Via the combined use of BioTRIZ, orthogonal analysis, biological coupling, and other theoretical methods, the problem of obtaining multiple biological prototypes caused by the aggravation of product complexity has been solved, and the objectivity of bionic design has been improved. However, at present, the influence of subjectivity on the research in this field cannot be completely avoided, and further improvements will be made in follow-up research.

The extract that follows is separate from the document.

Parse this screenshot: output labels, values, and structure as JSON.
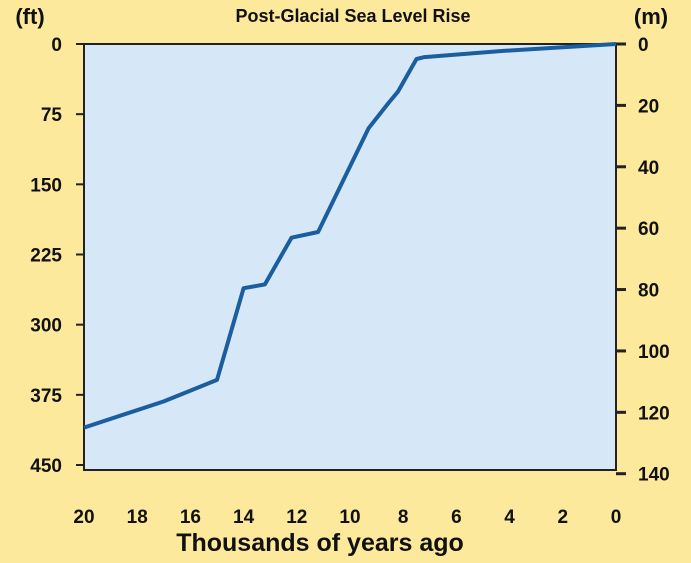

Aiming at the multicontradiction problem in BioTRIZ, a biological prototype contradiction matrix based on BioTRIZ was proposed. The possible solutions to each contradiction are listed one by one, after which the optimal combination scheme is determined to solve the problem, thereby providing a new solution for the multicontradiction problem in BioTRIZ. In view of the current situation of biological prototype evaluation from the perspective of technical systems, the advantages and disadvantages of biological prototypes are compared from the perspective of biology. Biological coupling mechanism analysis and the appropriateness of biological prototypes are used to evaluate and screen biological prototypes, which provides a more reliable evaluation standard. By organically combining orthogonal analysis and the calculation of the scheme optimization value, the selection method of the optimal bionic schemes for multiple biological prototypes is innovatively developed, which effectively reduces the number of bionic schemes to be analyzed. The biological coupling mode is used to prompt the bionic design, and a new method for the application of bionic design biological prototype is ultimately provided.

Data Availability

The [Figure and Table] data used to support the findings of this study are included within the article.

Conflicts of Interest

The authors declare that they have no conflicts of interest.

Acknowledgments

This study was supported by the Hebei Provincial Science Foundation Project (HB21YS041).